The river rises on the height of land between the Atlantic and Saint Lawrence.
The main channel is about 246 km, of which about 146 km is in Labrador.
The river has a Strahler number of 7.
It flows in a southerly direction, and empties into Esquimaux Bay in the Vieux Fort archipelago, about 35 km west of the municipality of Blanc-Sablon.
The last fifteen kilometers of its course define the boundary between the cantons of Chevalier and Bonne-Esperance.
The mouth of the river is in the municipality of Bonne-Espérance in Le Golfe-du-Saint-Laurent Regional County Municipality.
The village of Rivière-Saint-Paul is located on the west side of its mouth.

==Name==

The Inuit who once lived at the river mouth called the river the Quitzezaqui River, meaning "Great River".
The Naskapi call it Aisimeu Shipu, meaning "Eskimo River", while the Innu use Aiahtshimeu Hipu, also meaning "Eskimo River".
Louis Jolliet arrived at the river on 7 July 1694, and called it Rivière des Esquimaux.
It was also called Grande Rivière.

In March 1706 Jean-Amador Godefroy de Saint-Paul (1649-1730) was granted a trading concession at the river mouth. This post and a village that grew around it came to be called Village Saint-Paul. The community name Rivière-Saint-Paul was adapted officially in 1956.

==Basin==

The river basin covers 7158 km2.
It lies between the basins of the Napetipi River to the west and the Belles Amours River to the east.
About 69.5% of the basin is in Labrador, north of the provincial boundary.
The Quebec portion is partly in the unorganized territory of Petit-Mécatina and partly in the municipality of Bonne-Espérance.
The river basin include part of the proposed Basses Collines du Lac Guernesé Biodiversity Reserve.
A map of the ecological regions of Quebec shows the river in sub-regions 6o-T, 6n-T and 6m-S of the east spruce/moss subdomain.

==Basque presence==

Between July and August 2019 a team of underwater archaeologists discovered and examined four fishing sites on the Saint-Paul River that dated to the 16th century.
The camps were full of objects such as cauldrons, ceramics, roofing tiles and ships nails that the Inuit probably bought from Basques.
This showed that the Inuit were settled rather than nomadic, and also that the Basques had closer ties with the local people than had been thought.
The objects were found in the river and on the shore.

==Fishing==

The river is recognized as an Atlantic salmon (Salmo salar) river.
In 2018 harvesting of large salmon was allowed for only part of the year.
The fishing season lasts from mid-June to mid-August.
In 2013–2017 an average of 126 salmon were reported caught each year in the river.
The bed of the river is composed of medium-size rocks, and the water is cold and clear, making ideal habitat for Atlantic salmon.
Other species found at the river mouth include American eel (Anguilla rostrata), anadromous brook trout (Salvelinus fontinalis) and rainbow smelt (Osmerus mordax).
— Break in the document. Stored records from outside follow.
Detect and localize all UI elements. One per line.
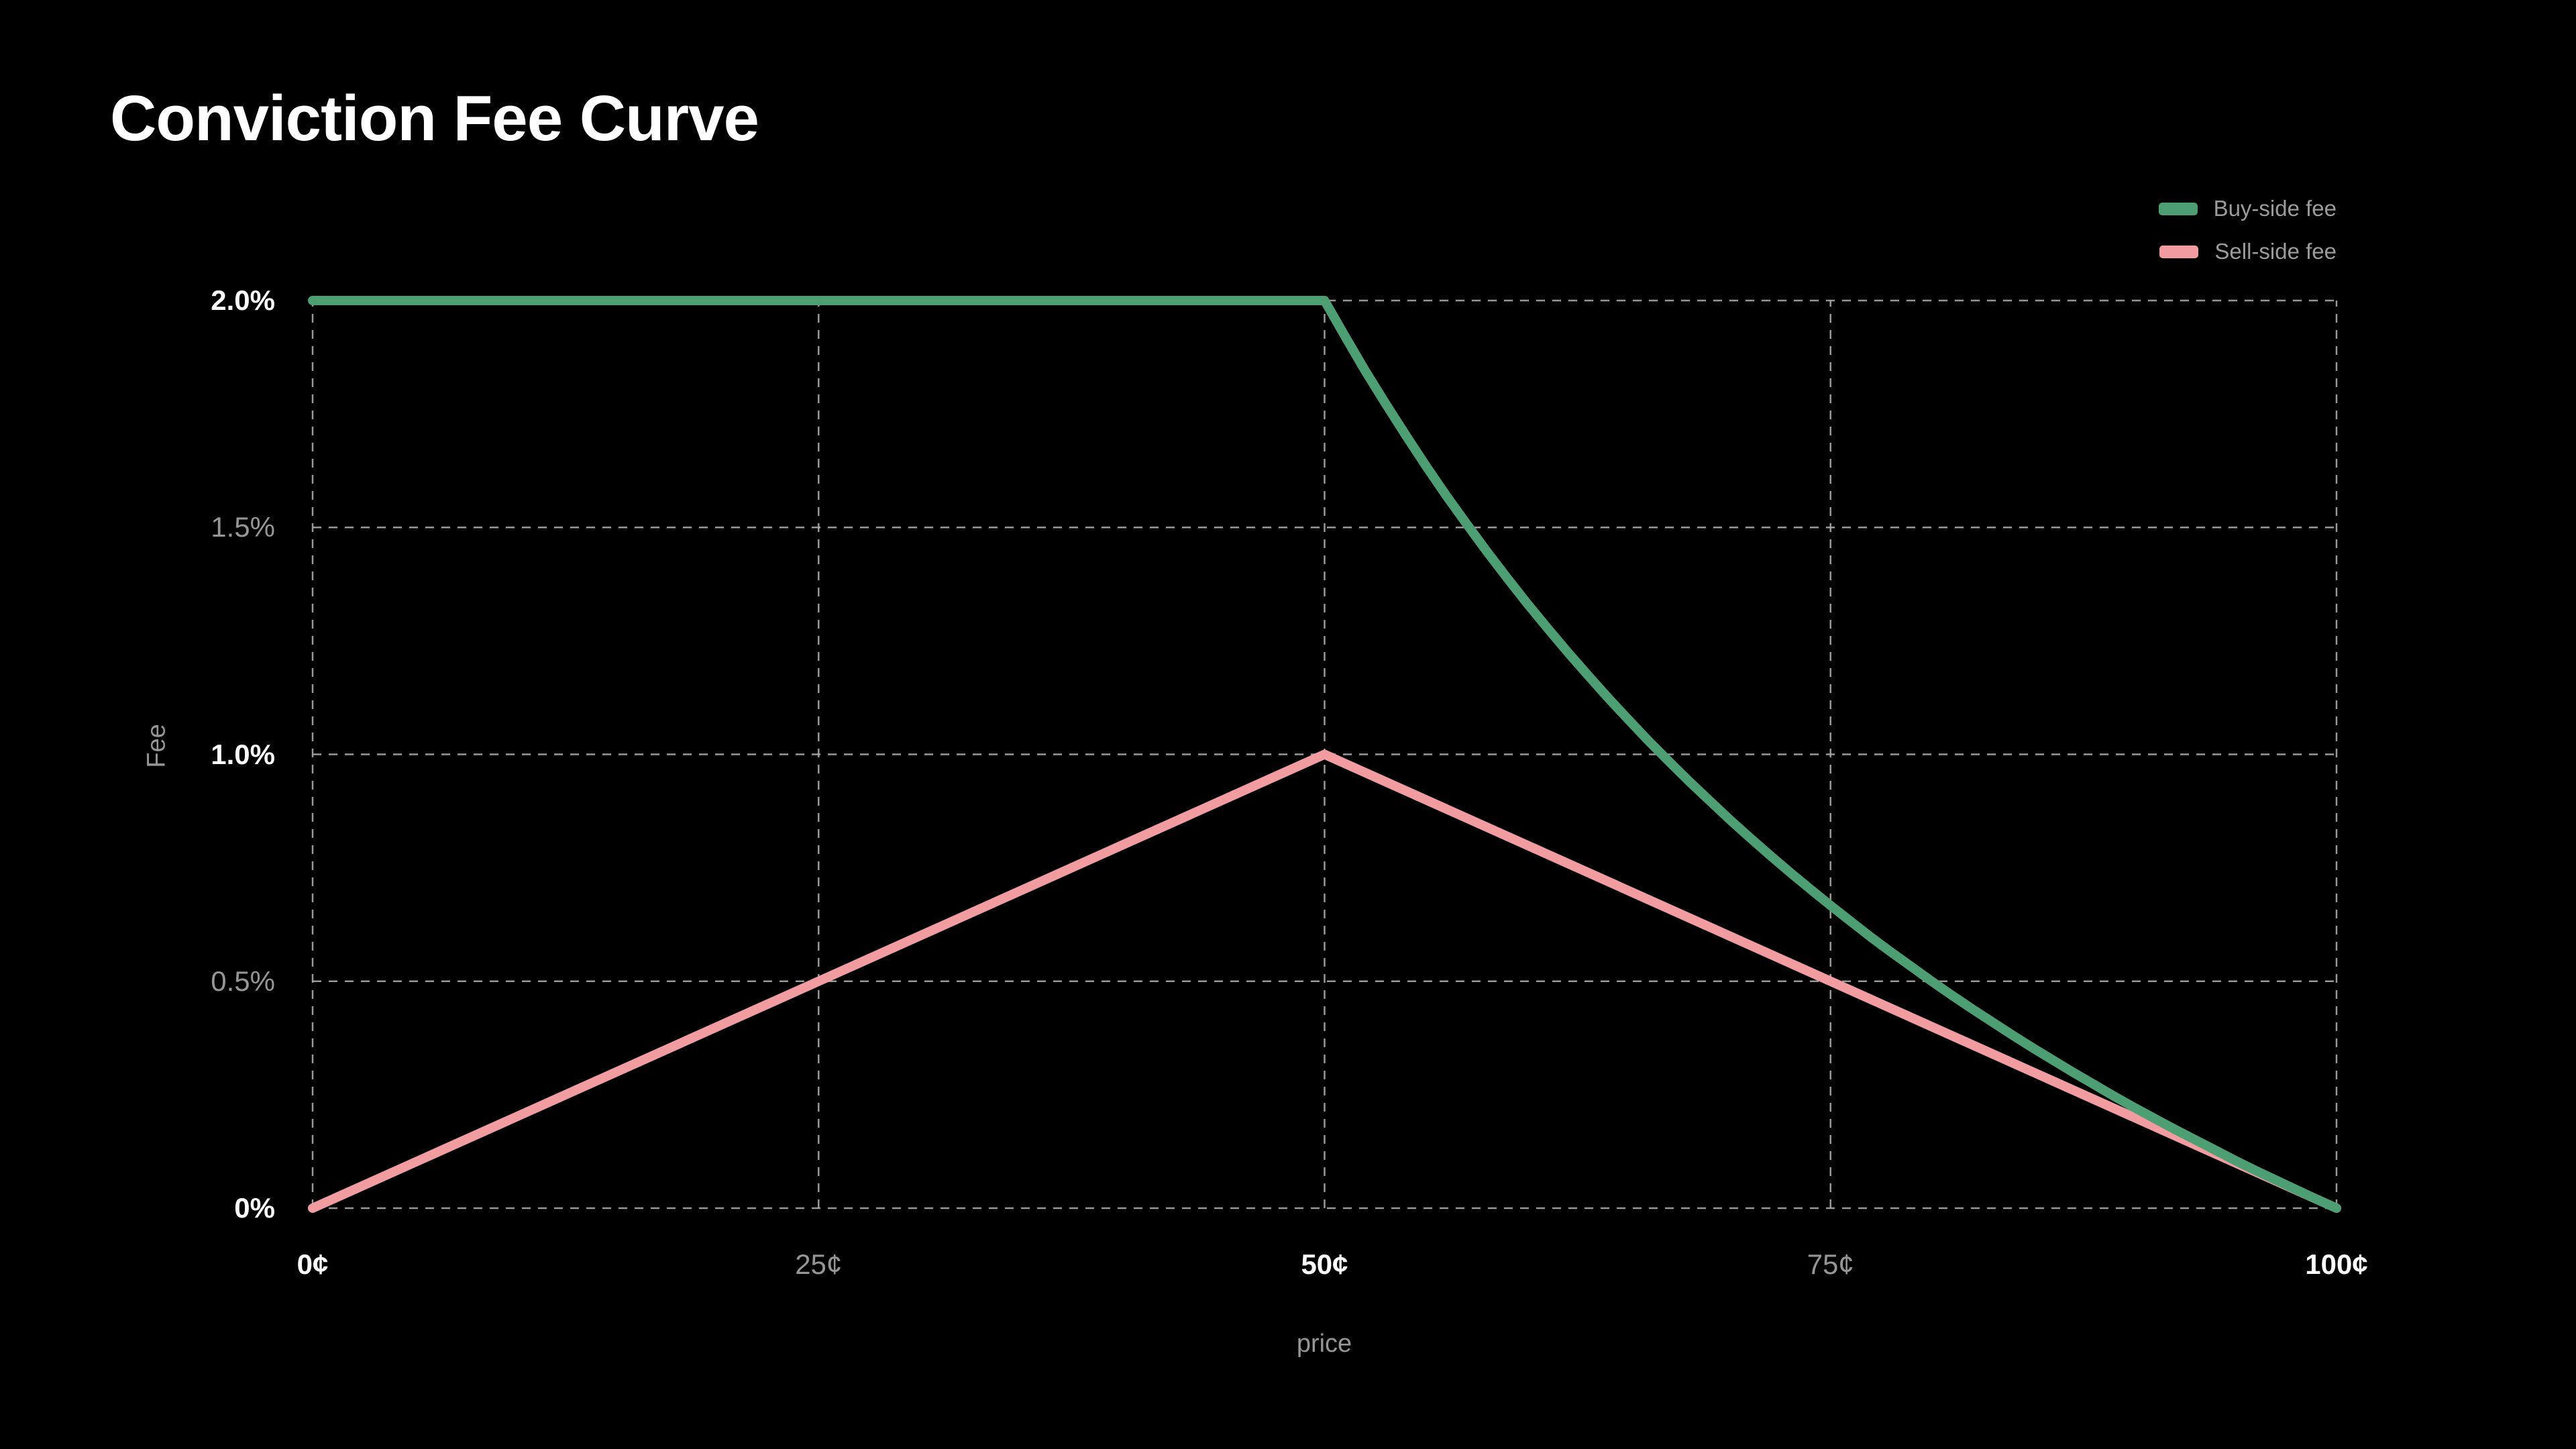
x-tick-50-cents: 50¢	[1301, 1248, 1348, 1280]
y-axis-label: Fee	[142, 724, 171, 768]
x-tick-75-cents: 75¢	[1807, 1248, 1854, 1280]
sell-side-fee-swatch-icon	[2159, 245, 2199, 258]
x-tick-0-cents: 0¢	[297, 1248, 329, 1280]
chart-title: Conviction Fee Curve	[110, 83, 759, 154]
gridlines	[311, 299, 2338, 1210]
x-tick-100-cents: 100¢	[2305, 1248, 2368, 1280]
y-tick-0-percent: 0%	[234, 1192, 275, 1224]
y-tick-1.5-percent: 1.5%	[211, 511, 275, 543]
legend-item-buy-side-fee[interactable]: Buy-side fee	[2158, 196, 2337, 221]
y-tick-1.0-percent: 1.0%	[211, 738, 275, 770]
x-axis-label: price	[1296, 1330, 1352, 1358]
legend: Buy-side fee Sell-side fee	[2158, 196, 2337, 264]
legend-label-sell-side-fee: Sell-side fee	[2214, 239, 2337, 264]
legend-item-sell-side-fee[interactable]: Sell-side fee	[2159, 239, 2337, 264]
y-tick-2.0-percent: 2.0%	[211, 284, 275, 316]
x-tick-25-cents: 25¢	[795, 1248, 843, 1280]
buy-side-fee-swatch-icon	[2158, 202, 2198, 215]
legend-label-buy-side-fee: Buy-side fee	[2213, 196, 2337, 221]
y-tick-0.5-percent: 0.5%	[211, 965, 275, 997]
buy-side-fee-line	[308, 296, 2341, 1213]
series-lines	[308, 296, 2341, 1213]
sell-side-fee-line	[308, 749, 2341, 1213]
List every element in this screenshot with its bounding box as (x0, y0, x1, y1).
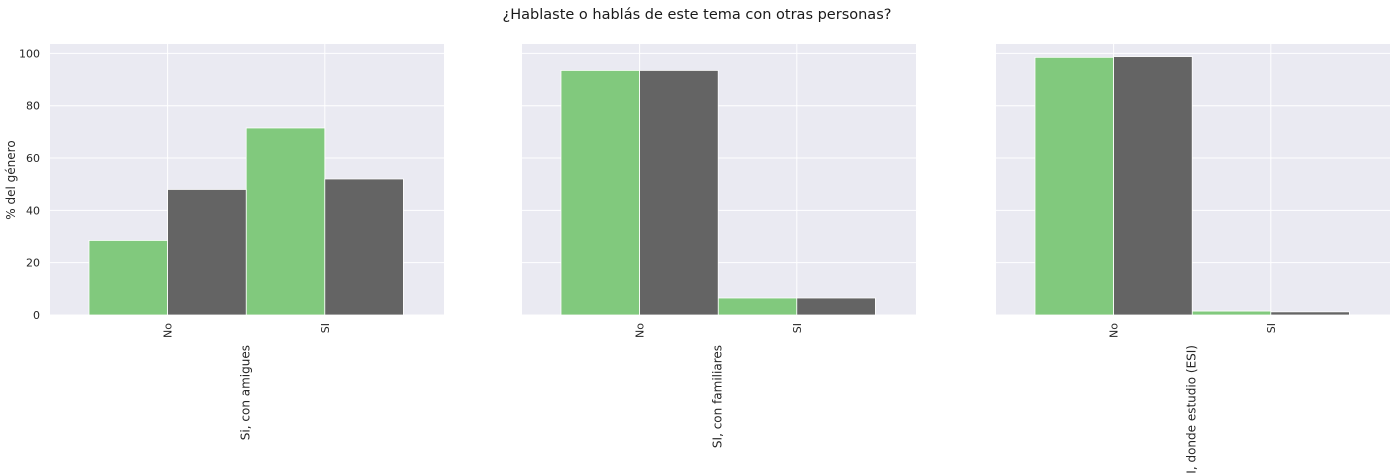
y-tick-label: 40 (26, 204, 40, 217)
bar (1034, 56, 1114, 316)
x-tick-label: No (634, 323, 647, 338)
y-axis-label: % del género (4, 140, 18, 219)
y-tick-label: 100 (19, 47, 40, 60)
y-tick-label: 80 (26, 100, 40, 113)
bar (1270, 311, 1350, 316)
bar (1191, 310, 1272, 316)
x-tick-label: SI (791, 323, 804, 333)
bar (560, 70, 640, 316)
bar (88, 240, 168, 316)
chart-title: ¿Hablaste o hablás de este tema con otra… (503, 7, 892, 23)
x-axis-label: SI, donde estudio (ESI) (1185, 345, 1199, 474)
bar (324, 178, 404, 316)
chart-panel-3: No SI SI, donde estudio (ESI) (996, 44, 1390, 474)
x-tick-label: SI (319, 323, 332, 333)
x-axis-label: SI, con familiares (711, 345, 725, 448)
chart-panel-1: 0 20 40 60 80 100 No SI Si, con amigues (19, 44, 444, 440)
chart-panel-2: No SI SI, con familiares (522, 44, 916, 448)
y-tick-label: 60 (26, 152, 40, 165)
bar (796, 297, 876, 316)
x-tick-label: No (1108, 323, 1121, 338)
bar (167, 189, 247, 316)
y-tick-label: 20 (26, 257, 40, 270)
bar (639, 70, 719, 316)
bar (1113, 56, 1193, 316)
x-tick-label: SI (1265, 323, 1278, 333)
x-axis-label: Si, con amigues (239, 345, 253, 440)
bar (717, 297, 798, 316)
x-tick-label: No (162, 323, 175, 338)
bar (245, 127, 326, 316)
y-tick-label: 0 (33, 309, 40, 322)
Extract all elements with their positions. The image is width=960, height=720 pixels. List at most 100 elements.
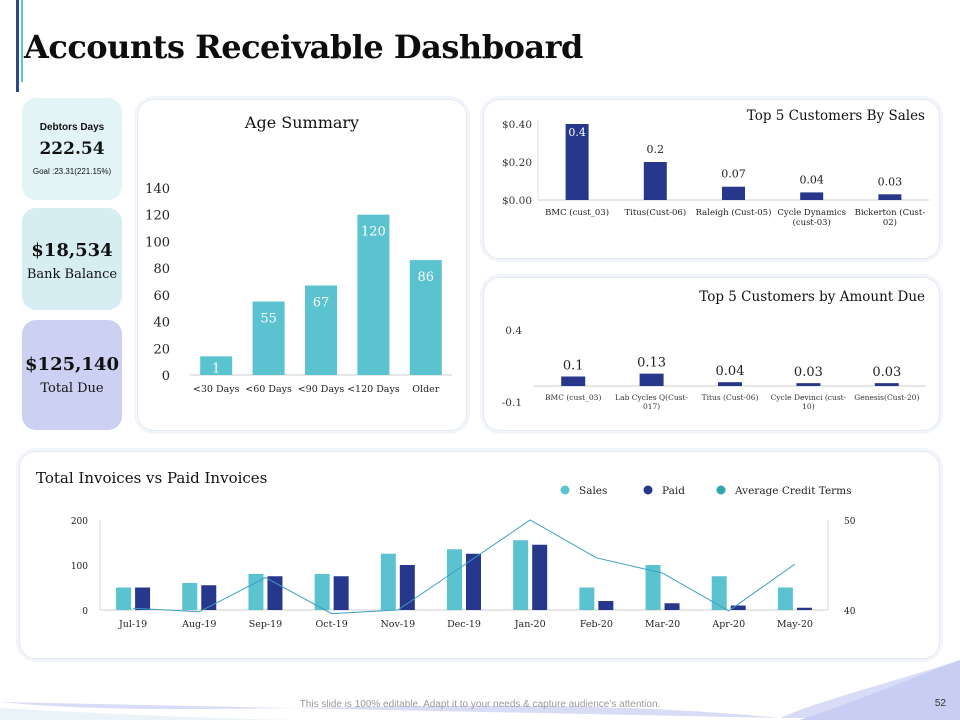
y2-tick-label: 50 [844,517,856,527]
bar [718,382,742,386]
bank-balance-label: Bank Balance [26,267,118,282]
y-tick-label: 20 [153,342,170,357]
total-due-card: $125,140 Total Due [22,320,122,430]
top-customers-sales-chart: Top 5 Customers By Sales $0.00 $0.20 $0.40 0… [502,108,929,228]
sales-bar [182,583,198,610]
x-tick-label: 017) [643,402,660,411]
x-tick-label: Bickerton (Cust- [855,207,926,218]
legend-marker [643,485,653,495]
title-accent-bar [16,0,19,92]
data-label: 0.2 [647,143,665,156]
average-credit-terms-line [133,519,796,615]
paid-bar [201,585,217,610]
y-tick-label: 60 [153,289,170,304]
y-tick-label: 100 [145,235,170,250]
y-tick-label: 140 [145,182,170,197]
footer-note: This slide is 100% editable. Adapt it to… [299,699,661,710]
x-tick-label: Mar-20 [645,619,680,630]
page-number: 52 [934,698,946,709]
bar [800,192,824,200]
bar [200,356,233,375]
debtors-days-value: 222.54 [39,139,105,159]
x-tick-label: Jan-20 [514,619,546,630]
bar [409,260,442,375]
bar [357,214,390,375]
total-due-value: $125,140 [25,354,119,375]
bar [639,373,664,386]
debtors-days-goal: Goal :23.31(221.15%) [32,167,112,176]
paid-bar [796,607,812,610]
invoices-chart: Total Invoices vs Paid Invoices Sales Paid… [36,469,856,630]
legend-marker [716,485,726,495]
x-tick-label: 10) [802,402,815,411]
data-label: 67 [313,296,330,311]
chart-title: Top 5 Customers by Amount Due [699,289,925,305]
x-tick-label: Lab Cycles Q(Cust- [615,393,688,402]
x-tick-label: Titus(Cust-06) [624,207,686,218]
bar [722,186,745,200]
x-tick-label: BMC (cust_03) [545,207,609,218]
sales-bar [579,587,595,610]
y-tick-label: 40 [153,316,170,331]
x-tick-label: <120 Days [347,384,400,395]
x-tick-label: <60 Days [245,384,292,395]
x-tick-label: Cycle Devinci (cust- [771,393,847,402]
y-tick-label: -0.1 [502,397,522,409]
y-tick-label: 120 [145,209,170,224]
sales-bar [645,565,661,610]
sales-bar [248,574,264,610]
chart-title: Age Summary [244,113,359,132]
paid-bar [598,601,614,610]
data-label: 0.03 [794,365,823,380]
sales-bar [116,587,132,610]
x-tick-label: BMC (cust_03) [545,393,601,402]
data-label: 86 [418,270,435,285]
chart-title: Top 5 Customers By Sales [747,108,925,124]
data-label: 0.1 [563,359,584,374]
sales-bar [513,540,529,610]
x-tick-label: Older [412,384,440,395]
paid-bar [730,605,746,610]
bar [561,376,586,386]
total-due-label: Total Due [40,381,104,396]
y-tick-label: 0.4 [505,325,522,337]
data-label: 55 [260,312,277,327]
x-tick-label: Feb-20 [580,619,613,630]
x-tick-label: Nov-19 [380,619,415,630]
data-label: 0.13 [637,356,666,371]
x-tick-label: (cust-03) [793,217,831,228]
x-tick-label: <30 Days [193,384,240,395]
y-tick-label: 200 [71,517,88,527]
x-tick-label: Dec-19 [447,619,481,630]
y-tick-label: $0.40 [502,119,532,131]
bar [305,285,337,375]
x-tick-label: Apr-20 [711,619,745,630]
y-tick-label: $0.00 [502,195,532,207]
y-tick-label: 100 [71,562,88,572]
y-tick-label: 80 [153,262,170,277]
paid-bar [532,544,548,610]
x-tick-label: Aug-19 [181,619,216,630]
x-tick-label: Cycle Dynamics [777,208,846,218]
x-tick-label: Oct-19 [316,619,348,630]
debtors-days-card: Debtors Days 222.54 Goal :23.31(221.15%) [22,98,122,200]
data-label: 0.03 [878,175,903,188]
top-customers-due-chart: Top 5 Customers by Amount Due -0.1 0.4 0.1 B… [502,289,926,411]
x-tick-label: Raleigh (Cust-05) [696,207,772,218]
legend-marker [560,485,570,495]
top-customers-sales-panel: Top 5 Customers By Sales $0.00 $0.20 $0.40 0… [484,100,939,258]
data-label: 0.04 [799,173,824,186]
data-label: 1 [212,361,220,376]
sales-bar [380,553,396,610]
bank-balance-value: $18,534 [31,240,113,261]
bar [874,383,899,386]
data-label: 0.07 [721,168,746,181]
x-tick-label: May-20 [777,619,813,630]
paid-bar [466,553,481,610]
data-label: 0.04 [716,364,745,379]
bar [796,383,821,386]
legend-label: Sales [579,485,607,497]
title-accent-bar-secondary [21,0,23,82]
sales-bar [314,574,330,610]
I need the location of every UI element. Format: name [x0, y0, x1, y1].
The Club de pêche au saumon Saint-Paul (Saint-Paul Salmon Fishing Club) provides outfitting services.
The club has exclusive rights in an area about 60 km upstream with many islands and rapids.
They provides a cabin, canoe, and guided fly fishing and river fishing for Atlantic Salmon.
The camp is accessed via charter float plane or helicopter.
Pourvoirie Green Point also provides outfitter services, and has exclusive rights for 17 km of the river starting from 3 km from the river mouth and extending to Green Point Rapids.
The service includes air transport from Blanc-Sablon, guided fishing and accommodation in camps on the river.

The river exceeded its target for salmon management in 2018, and in July 2018 the Ministry of Forests, Wildlife and Parks announced that in August anglers could keep their catch of one large salmon 63 cm or longer in the Gros Mécatina, Napetipi, Saint-Paul, Vieux Fort and Matapedia rivers.